Ghislaine Maxwell’s lawyers call her case ‘similar’ to Bill Cosby’s

Lawyers for Ghislaine Maxwell (right) cited a ruling that overturned the sex assault conviction of Bill Cosby (left) and argued that the 'same principle' applies to her

Lawyers for Ghislaine Maxwell (right) cited a ruling that overturned the sex assault conviction of Bill Cosby (left) and argued that the ‘same principle’ applies to her (Pictures: court documents/AP)

Accused sex trafficker Ghislaine Maxwell’s lawyers cited a ruling that overturned Bill Cosby’s sex assault conviction and told a federal judge that the ‘same principle’ applies to her. Maxwell’s lawyers filed a letter in US District Court in the Southern District of New York on Friday, two days after Cosby was freed.

The three-page letter states, ‘we respectfully submit this letter to bring to the Court’s attention the recent decision by the Supreme Court of Pennsylvania’ in Cosby’s case, ‘in which the court vacated Mr Cosby’s conviction and sentence because the District Attorney’s Office that prosecuted him failed to live up to its express promise not to prosecute Mr Cosby for the same crimes for which he was later convicted’.
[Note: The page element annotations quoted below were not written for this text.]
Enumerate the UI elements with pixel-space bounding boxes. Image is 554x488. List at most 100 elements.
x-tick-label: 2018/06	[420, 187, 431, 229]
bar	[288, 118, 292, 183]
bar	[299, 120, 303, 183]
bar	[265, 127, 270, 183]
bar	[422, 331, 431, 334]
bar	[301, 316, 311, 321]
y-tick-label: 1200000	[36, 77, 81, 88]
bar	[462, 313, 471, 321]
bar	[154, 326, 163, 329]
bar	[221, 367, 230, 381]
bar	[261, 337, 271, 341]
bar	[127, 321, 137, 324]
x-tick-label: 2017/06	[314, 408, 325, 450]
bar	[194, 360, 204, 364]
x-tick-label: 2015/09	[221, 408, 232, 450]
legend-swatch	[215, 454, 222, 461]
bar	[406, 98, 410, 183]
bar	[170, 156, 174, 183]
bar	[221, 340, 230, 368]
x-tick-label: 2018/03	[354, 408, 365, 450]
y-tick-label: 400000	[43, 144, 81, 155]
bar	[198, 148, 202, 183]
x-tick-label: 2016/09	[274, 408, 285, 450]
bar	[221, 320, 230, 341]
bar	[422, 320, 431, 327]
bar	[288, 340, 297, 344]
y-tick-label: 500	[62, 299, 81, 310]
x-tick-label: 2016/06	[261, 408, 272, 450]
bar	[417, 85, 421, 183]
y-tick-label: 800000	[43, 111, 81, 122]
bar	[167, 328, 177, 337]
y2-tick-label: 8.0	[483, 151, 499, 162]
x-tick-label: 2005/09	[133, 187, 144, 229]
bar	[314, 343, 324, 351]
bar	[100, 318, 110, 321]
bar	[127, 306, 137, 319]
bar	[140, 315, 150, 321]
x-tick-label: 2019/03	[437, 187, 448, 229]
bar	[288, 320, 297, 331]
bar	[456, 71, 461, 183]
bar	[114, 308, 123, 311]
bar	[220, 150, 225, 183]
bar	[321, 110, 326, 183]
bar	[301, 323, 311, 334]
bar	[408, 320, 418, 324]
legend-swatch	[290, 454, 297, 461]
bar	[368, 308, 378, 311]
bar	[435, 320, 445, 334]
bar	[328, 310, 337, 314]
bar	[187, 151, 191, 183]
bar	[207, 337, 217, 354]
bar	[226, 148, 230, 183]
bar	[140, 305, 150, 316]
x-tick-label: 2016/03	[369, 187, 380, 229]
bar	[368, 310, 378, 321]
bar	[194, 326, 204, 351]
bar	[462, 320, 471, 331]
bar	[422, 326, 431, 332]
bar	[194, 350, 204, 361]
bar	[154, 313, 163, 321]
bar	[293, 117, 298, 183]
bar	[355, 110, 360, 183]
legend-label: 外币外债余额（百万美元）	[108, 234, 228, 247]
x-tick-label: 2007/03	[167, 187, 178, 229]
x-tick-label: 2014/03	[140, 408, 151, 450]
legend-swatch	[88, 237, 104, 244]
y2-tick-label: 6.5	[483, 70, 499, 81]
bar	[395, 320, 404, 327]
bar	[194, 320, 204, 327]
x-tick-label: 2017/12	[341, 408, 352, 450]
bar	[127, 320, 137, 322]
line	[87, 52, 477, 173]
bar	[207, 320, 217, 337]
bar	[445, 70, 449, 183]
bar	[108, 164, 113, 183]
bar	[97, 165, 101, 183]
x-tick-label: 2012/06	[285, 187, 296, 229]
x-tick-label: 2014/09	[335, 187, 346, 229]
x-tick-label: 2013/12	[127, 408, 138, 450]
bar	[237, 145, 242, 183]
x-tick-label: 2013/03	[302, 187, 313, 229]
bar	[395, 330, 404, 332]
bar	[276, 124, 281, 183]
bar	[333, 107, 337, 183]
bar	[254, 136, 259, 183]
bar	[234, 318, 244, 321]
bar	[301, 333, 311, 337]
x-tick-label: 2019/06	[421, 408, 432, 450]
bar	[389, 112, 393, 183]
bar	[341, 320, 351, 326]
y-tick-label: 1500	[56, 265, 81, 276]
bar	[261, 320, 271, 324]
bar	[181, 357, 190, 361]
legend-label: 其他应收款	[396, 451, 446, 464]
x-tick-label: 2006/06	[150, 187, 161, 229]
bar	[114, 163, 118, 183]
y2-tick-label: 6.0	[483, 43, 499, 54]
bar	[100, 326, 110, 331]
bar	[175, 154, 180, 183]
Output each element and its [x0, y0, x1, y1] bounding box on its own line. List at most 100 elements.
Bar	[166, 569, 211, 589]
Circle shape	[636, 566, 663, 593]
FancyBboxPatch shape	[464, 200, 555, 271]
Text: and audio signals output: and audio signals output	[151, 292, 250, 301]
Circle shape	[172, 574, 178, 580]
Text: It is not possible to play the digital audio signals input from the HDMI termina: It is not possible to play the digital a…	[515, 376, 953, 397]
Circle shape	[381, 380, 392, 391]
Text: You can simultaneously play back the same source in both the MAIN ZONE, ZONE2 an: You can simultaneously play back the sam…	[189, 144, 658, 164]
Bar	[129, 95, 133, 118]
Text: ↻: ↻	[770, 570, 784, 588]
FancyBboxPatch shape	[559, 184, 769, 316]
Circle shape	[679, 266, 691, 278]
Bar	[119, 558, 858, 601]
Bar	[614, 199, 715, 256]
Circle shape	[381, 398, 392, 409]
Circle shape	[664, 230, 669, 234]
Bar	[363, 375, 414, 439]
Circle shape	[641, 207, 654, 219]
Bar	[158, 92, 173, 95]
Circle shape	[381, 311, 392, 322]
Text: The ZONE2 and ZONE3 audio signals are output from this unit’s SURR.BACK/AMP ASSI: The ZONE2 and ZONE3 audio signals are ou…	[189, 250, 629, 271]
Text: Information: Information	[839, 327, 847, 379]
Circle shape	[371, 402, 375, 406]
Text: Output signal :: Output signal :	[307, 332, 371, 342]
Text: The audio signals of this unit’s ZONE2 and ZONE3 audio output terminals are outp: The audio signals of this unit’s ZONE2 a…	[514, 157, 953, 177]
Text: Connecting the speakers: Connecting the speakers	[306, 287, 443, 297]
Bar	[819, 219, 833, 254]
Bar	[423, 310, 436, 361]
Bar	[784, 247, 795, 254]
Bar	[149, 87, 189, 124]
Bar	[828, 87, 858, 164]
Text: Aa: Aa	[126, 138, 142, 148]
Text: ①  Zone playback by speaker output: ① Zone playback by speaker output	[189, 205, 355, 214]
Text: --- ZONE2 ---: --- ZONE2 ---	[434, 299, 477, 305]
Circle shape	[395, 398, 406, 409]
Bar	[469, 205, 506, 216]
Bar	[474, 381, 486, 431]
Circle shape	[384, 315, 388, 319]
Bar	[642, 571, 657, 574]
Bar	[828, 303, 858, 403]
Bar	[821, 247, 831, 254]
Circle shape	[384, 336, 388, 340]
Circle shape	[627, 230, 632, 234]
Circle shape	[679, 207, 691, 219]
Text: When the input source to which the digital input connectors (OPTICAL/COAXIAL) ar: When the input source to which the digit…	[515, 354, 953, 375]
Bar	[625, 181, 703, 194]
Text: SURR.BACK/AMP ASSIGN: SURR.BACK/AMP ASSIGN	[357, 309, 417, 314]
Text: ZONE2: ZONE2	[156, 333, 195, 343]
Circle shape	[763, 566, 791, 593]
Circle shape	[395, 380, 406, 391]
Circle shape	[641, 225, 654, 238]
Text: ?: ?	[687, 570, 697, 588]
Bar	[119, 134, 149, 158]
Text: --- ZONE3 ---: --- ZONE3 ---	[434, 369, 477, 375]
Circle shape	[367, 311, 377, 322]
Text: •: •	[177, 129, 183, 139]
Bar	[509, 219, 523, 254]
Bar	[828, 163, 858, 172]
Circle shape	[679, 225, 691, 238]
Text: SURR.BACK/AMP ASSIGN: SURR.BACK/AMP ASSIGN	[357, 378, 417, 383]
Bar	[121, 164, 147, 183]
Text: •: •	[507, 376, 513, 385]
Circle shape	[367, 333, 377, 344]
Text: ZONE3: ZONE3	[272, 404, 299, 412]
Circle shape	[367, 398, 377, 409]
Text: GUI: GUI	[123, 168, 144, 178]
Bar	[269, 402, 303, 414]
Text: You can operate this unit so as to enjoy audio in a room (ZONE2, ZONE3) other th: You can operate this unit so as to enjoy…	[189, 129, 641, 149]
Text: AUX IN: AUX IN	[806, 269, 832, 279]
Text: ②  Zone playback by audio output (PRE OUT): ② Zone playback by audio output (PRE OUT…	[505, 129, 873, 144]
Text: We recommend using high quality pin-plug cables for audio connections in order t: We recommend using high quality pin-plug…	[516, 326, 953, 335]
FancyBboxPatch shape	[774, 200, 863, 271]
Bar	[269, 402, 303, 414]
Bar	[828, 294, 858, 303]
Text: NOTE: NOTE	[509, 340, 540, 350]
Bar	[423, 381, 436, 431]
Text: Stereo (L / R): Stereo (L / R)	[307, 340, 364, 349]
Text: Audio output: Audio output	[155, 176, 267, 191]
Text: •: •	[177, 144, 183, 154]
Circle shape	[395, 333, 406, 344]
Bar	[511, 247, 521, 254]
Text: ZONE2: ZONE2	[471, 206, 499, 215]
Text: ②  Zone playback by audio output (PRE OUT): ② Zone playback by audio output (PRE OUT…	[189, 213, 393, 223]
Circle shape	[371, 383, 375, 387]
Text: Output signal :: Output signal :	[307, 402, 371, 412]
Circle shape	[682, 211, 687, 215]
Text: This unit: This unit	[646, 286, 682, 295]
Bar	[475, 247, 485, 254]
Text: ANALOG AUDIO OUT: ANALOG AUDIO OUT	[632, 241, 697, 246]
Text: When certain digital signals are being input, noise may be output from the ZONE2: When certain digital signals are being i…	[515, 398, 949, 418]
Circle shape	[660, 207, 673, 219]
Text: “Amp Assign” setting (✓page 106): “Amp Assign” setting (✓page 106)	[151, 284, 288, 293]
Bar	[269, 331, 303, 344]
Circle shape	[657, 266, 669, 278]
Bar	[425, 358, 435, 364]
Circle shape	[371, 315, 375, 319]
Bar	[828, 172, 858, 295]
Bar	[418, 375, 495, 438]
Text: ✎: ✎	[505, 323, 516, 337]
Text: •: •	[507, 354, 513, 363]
It continues: ‘Ms Maxwell’s case presents a similar situation’.

Pennsylvania’s highest court threw out Cosby’s convictions for aggravated indecent assault. The 83-year-old comedian and actor for more than six decades was released from jail on Wednesday after serving almost three years of his up to 10-year sentence for drugging and violating Temple University sports administrator Andrea Constand.

Cosby claimed that he relied on then-Montgomery County district attorney Bruce Castor’s announcement declining to prosecute him in 2005, when he agreed to a deposition in a lawsuit by Constand. It was later used against Cosby.

The Pennsylvania Supreme Court ruled that ‘interactions between a prosecutor and a criminal defendant… are not immune from the dictates of due process and fundamental fairness’.

Maxwell’s lawyer Christian Everdell has argued that his client is immune to being prosecuted due to a 2007 non-prosecution agreement (NPA) that federal prosecutors signed with convicted sex offender Jeffrey Epstein. The deal included a provision that claimed to protect the late Epstein’s ‘potential co-conspirators’. Maxwell later sat for depositions in a civil lawsuit by Virginia Giuffre, one of Epstein’s alleged victims.

‘As in Cosby, the government is trying to renege on its agreement and prosecute Ms Maxwell over 25 years later for the exact same offenses for which she was granted immunity in the NPA,’ Everdell stated in the letter.

‘Indeed, the principle applies even more strongly in Ms Maxwell’s case because the NPA was a formal written agreement, as opposed to an informal promise like the one in Cosby. This is not consistent with principles of fundamental fairness.”

Maxwell, who is accused of procuring four underage girls for the Epstein to sexually abuse from 1994 to 2004, is incarcerated at the Metropolitan Correctional Center.